Fruit industry is the latest to be subjected to Milei’s ‘light touch’ regulatory approach
Argentina’s president Javier Milei has announced the liberalisation of the country’s fruit sector, cutting swathes of regulations covering packaging, production and exports. Resolution 21/2025 is designed to simplify procedures, reduce costs and facilitate exports by streamlining bureaucratic requirements and freeing up packaging rules.
The regulation states that “it is necessary to unify the health regulations for fruits, vegetables, aromatic plants, mushrooms, algae and edible seeds, considering all the packaging areas where these products are processed, which provides for technical assistance through specialists in agri-food safety, for the implementation, adoption, establishment of practices and processes at all stages, to promote safety conditions and the health of consumers”.

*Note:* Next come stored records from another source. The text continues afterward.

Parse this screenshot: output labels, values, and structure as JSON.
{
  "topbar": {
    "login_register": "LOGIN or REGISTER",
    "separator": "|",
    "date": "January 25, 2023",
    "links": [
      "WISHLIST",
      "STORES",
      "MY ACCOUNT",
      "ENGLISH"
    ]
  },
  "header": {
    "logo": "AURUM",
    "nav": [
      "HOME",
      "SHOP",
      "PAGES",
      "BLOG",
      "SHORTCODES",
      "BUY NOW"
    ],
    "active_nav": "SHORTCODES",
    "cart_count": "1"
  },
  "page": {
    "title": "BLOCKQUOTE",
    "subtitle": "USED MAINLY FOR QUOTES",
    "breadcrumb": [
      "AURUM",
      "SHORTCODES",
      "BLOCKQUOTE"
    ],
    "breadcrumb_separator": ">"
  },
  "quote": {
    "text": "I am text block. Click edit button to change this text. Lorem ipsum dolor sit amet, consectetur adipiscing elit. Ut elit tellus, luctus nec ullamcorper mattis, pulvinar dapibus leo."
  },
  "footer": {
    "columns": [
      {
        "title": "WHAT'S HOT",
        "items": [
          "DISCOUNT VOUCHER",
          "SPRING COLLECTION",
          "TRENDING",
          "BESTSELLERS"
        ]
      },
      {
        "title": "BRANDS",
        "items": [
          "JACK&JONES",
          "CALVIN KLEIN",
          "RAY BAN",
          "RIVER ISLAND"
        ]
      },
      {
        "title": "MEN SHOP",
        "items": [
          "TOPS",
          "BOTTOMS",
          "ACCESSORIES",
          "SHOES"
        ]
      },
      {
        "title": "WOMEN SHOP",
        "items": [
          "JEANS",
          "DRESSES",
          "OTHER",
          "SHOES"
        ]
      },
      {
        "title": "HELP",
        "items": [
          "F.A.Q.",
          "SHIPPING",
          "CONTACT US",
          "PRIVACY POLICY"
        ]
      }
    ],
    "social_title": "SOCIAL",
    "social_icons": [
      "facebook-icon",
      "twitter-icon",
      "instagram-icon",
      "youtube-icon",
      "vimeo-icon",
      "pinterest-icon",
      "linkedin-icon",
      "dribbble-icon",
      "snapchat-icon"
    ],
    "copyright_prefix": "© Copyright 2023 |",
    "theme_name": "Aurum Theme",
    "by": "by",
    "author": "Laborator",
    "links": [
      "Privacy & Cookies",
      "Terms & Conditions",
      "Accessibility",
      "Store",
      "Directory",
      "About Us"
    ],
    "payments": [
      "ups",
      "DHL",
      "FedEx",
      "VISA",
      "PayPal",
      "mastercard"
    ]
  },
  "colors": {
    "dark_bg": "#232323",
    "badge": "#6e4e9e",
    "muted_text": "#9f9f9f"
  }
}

The minister of deregulation and state transformation, Federico Sturzenegger, said under the new “light-touch” approach, the National Service of Health and Agri-Food Quality (Senasa) will work directly with producers and issue phytosanitary certificates as and when outbreaks of pests arise.
“We asked ourselves, what is the true meaning of Senasa’s intervention in the packaging and fruit markets? The answer was very clear: sanitary surveillance (controlling that there are no pests that can spread affecting the activity), and the issuance of phytosanitary certificates for export (which allow international trade of these products). We then wrote a rule from scratch focused on just these two things,” Sturzenegger said.
Under the new rules, producers will “only have to inform Senasa what they do and where they are”, so that, in the event of a health incident, the agency can work with them and contain the outbreak, as well as turn to the agency to request the issuance of phytosanitary certificates.
Further, there will be no more requirements for facilities to be authorised and recertified annually. Producers will be able to grow and export what they want, when they want, without state intervention.
Senasa will also be available to certify what the health authorities of the importing countries require, however, it will not be able to require any additional procedures.
“In this way, producers will have to do less paperwork and the organisation will be able to put more energy into health surveillance, where it adds value. With this reformulation of zero-based regulations, we are taking another step in the deregulation revolution that our president Javier Milei is asking us to do, in this case, favouring fruit producers throughout the country,” Sturzenegger concluded.